Para la presidenta de la Junta de Vecinos Playa Blanca San Carlos, Soraya Ampuero, existía el deseo de recuperar un espacio público, pero, sobre todo, el no dejar que la historia del sector se perdiera. “Tuvimos cuatro o cinco encuentros en los que participó la comunidad, en especial los adultos mayores que van quedando en el sector, quienes recordaron las historias que se contaban en el pueblo”, y agregó: “Queríamos recuperar lo que ya se está olvidando, porque quedan muy pocas personas que vivieron lo del 60, por ejemplo, y la juventud se olvida”.

La presidenta destacó el trabajo participativo y la capacidad de los artistas para interpretar y plasmar las ideas que les entregaron. “Todo el proceso nosotros lo fuimos viviendo pausadamente, lo conversamos con toda la gente, fue muy participativo.
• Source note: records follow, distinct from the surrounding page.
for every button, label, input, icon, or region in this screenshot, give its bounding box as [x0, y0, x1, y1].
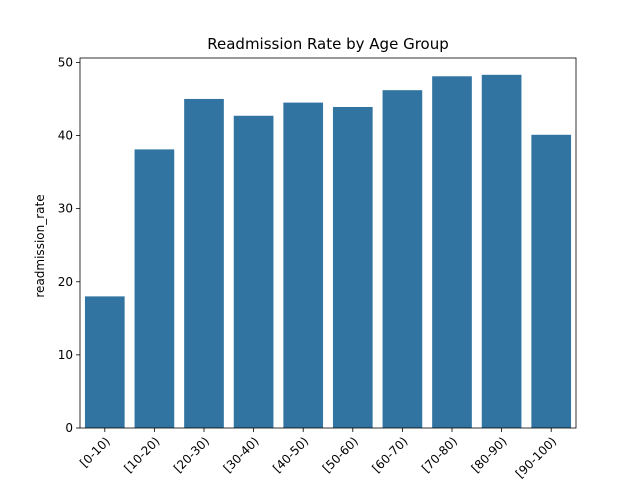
y-axis-label: readmission_rate: [33, 194, 47, 297]
bar-4: [283, 102, 324, 428]
x-tick-label-1: [10-20): [121, 434, 162, 475]
x-tick-label-8: [80-90): [469, 434, 510, 475]
bar-8: [481, 74, 522, 428]
y-tick-label-3: 30: [58, 202, 73, 216]
bar-7: [432, 76, 472, 428]
bar-6: [382, 90, 423, 429]
x-tick-label-3: [30-40): [221, 434, 262, 475]
bars-group: [84, 74, 572, 429]
chart-title: Readmission Rate by Age Group: [207, 35, 449, 53]
plot-frame: [79, 57, 577, 429]
x-tick-label-5: [50-60): [320, 434, 361, 475]
x-tick-label-7: [70-80): [419, 434, 460, 475]
y-tick-label-0: 0: [65, 421, 73, 435]
x-tick-label-6: [60-70): [369, 434, 410, 475]
bar-5: [332, 106, 373, 429]
bar-0: [84, 296, 125, 428]
y-tick-label-4: 40: [58, 129, 73, 143]
y-axis: 0 10 20 30 40 50: [58, 55, 80, 435]
y-tick-label-1: 10: [58, 348, 73, 362]
bar-2: [184, 98, 224, 428]
bar-9: [531, 134, 572, 428]
x-tick-label-0: [0-10): [77, 434, 113, 470]
x-tick-label-4: [40-50): [270, 434, 311, 475]
bar-3: [233, 115, 274, 429]
x-axis: [0-10) [10-20) [20-30) [30-40) [40-50) [50-60…: [77, 428, 559, 480]
x-tick-label-2: [20-30): [171, 434, 212, 475]
x-tick-label-9: [90-100): [513, 434, 560, 480]
y-tick-label-2: 20: [58, 275, 73, 289]
y-tick-label-5: 50: [58, 55, 73, 69]
bar-1: [134, 149, 175, 428]
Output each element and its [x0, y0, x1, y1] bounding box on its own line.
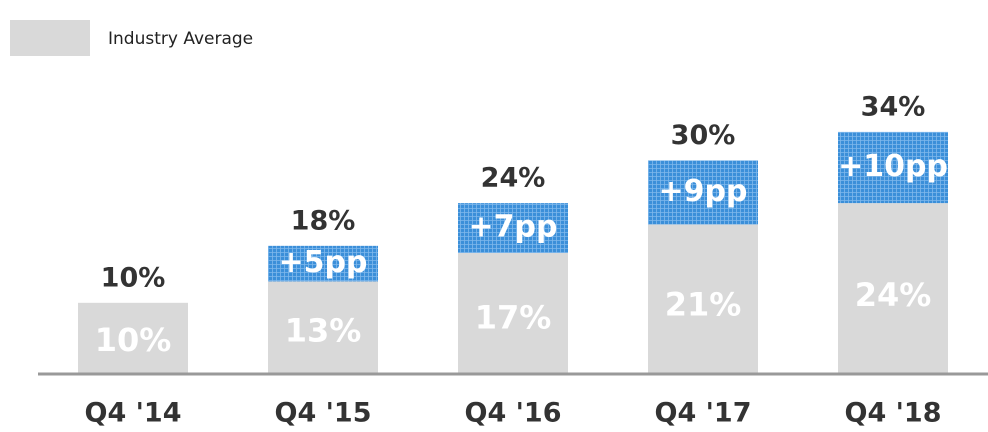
- value-label: +7pp: [469, 210, 558, 245]
- bar-segment: [458, 203, 568, 253]
- value-label: +9pp: [659, 174, 748, 209]
- total-label: 18%: [291, 205, 356, 236]
- total-label: 34%: [861, 91, 926, 122]
- value-label: 10%: [95, 321, 172, 359]
- value-label: 21%: [665, 286, 742, 324]
- total-label: 30%: [671, 120, 736, 151]
- total-label: 10%: [101, 262, 166, 293]
- legend-label: Industry Average: [108, 29, 253, 49]
- value-label: +5pp: [279, 245, 368, 280]
- bar-segment: [648, 160, 758, 225]
- legend-swatch: [10, 20, 90, 56]
- bar-segment: [458, 252, 568, 374]
- value-label: 24%: [855, 276, 932, 314]
- x-tick-label: Q4 '14: [85, 398, 182, 429]
- bar-segment: [648, 224, 758, 374]
- bar-segment: [838, 203, 948, 374]
- bar-segment: [78, 302, 188, 374]
- x-tick-label: Q4 '17: [655, 398, 752, 429]
- x-tick-label: Q4 '16: [465, 398, 562, 429]
- value-label: 13%: [285, 311, 362, 349]
- bar-segment: [838, 131, 948, 204]
- x-tick-label: Q4 '15: [275, 398, 372, 429]
- total-label: 24%: [481, 163, 546, 194]
- value-label: 17%: [475, 299, 552, 337]
- bar-segment: [268, 245, 378, 282]
- x-tick-label: Q4 '18: [845, 398, 942, 429]
- value-label: +10pp: [838, 149, 948, 184]
- bar-segment: [268, 281, 378, 374]
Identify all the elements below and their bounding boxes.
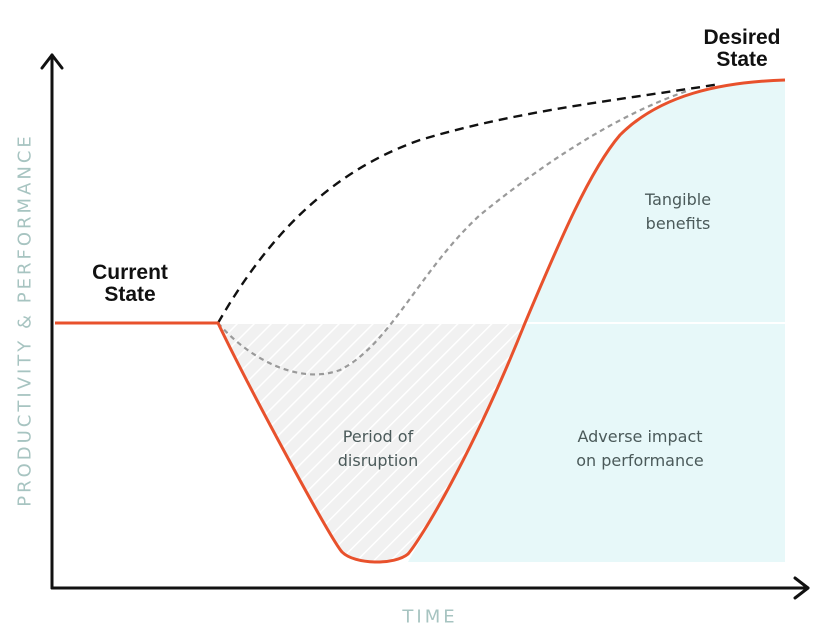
y-axis-arrow [40,53,64,70]
period-of-disruption-label: Period of disruption [338,425,418,473]
axes [40,53,810,600]
x-axis-arrow [793,576,810,600]
current-state-line-2: State [104,283,156,306]
tangible-benefits-line-2: benefits [645,214,711,233]
ideal-path [216,82,721,324]
performance-curve [55,78,786,564]
period-of-disruption-line-2: disruption [337,451,419,470]
tangible-benefits-line-1: Tangible [644,190,712,209]
period-of-disruption-line-1: Period of [342,427,414,446]
adverse-impact-label: Adverse impact on performance [576,425,703,473]
current-state-label: Current State [92,262,168,306]
desired-state-line-2: State [716,48,768,71]
benefit-area [408,80,785,562]
disruption-area [218,323,525,563]
tangible-benefits-label: Tangible benefits [645,188,711,236]
y-axis-title: PRODUCTIVITY & PERFORMANCE [14,133,36,507]
expected-path [217,88,691,376]
desired-state-label: Desired State [703,27,780,71]
adverse-impact-line-2: on performance [576,451,704,470]
current-state-line-1: Current [92,261,168,284]
desired-state-line-1: Desired [703,26,781,49]
adverse-impact-line-1: Adverse impact [577,427,703,446]
x-axis-title: TIME [402,606,458,628]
Compartíamos un tecito, lo que nos une como comunidad y se recibieron las opiniones de todos”, señaló.

El mural se ubica en el camino que lleva a Chaihuín, en la calle Marinero 2° Elías Huerta, que, según cuenta Soraya, es el único corraleño que navegó en la Esmeralda.

“Hoy los correleños están haciendo cultura porque se sienten partícipes de la consolidación de una región y todo un país, por lo que agradecemos el apoyo de la ministra por confiar y apoyar este proyecto que se debe al esfuerzo de toda nuestra comunidad”, recalcó el alcalde de la comuna, Gastón Pérez.

Técnica

Sobre las técnicas artísticas utilizadas en la confección de la obra, Alejandro Lacassie comentó que responden a una mixtura entre el muralismo tradicional y el mural cerámico. “Preparamos una pasta especial que aguantara las contracciones térmicas de los hornos y que pudiera ser adherido al muro y se preservara sus condiciones durante el tiempo. Son cerámicas enlozadas cocidas a 1100°. También tratamos de rescatar el lenguaje de la viñeta, del comic, por eso dejamos el color enmarcado en una línea blanca, lo que también nos ayudó a conectar la figura cerámica con el mural. Además lo utilizamos pensando en la juventud, en que les iba a interesar, poder verse reflejados o conectarse más”, señaló.

“Todo lo que está dentro del sueño de la niña es el desarrollo de las ideas que nos dieron los vecinos, tratamos de unirlos en una línea de tiempo, pero como está el concepto de lo onírico, se van mezclando cosas en un dibujo que no tiene una continuidad formal”, agregó el artista.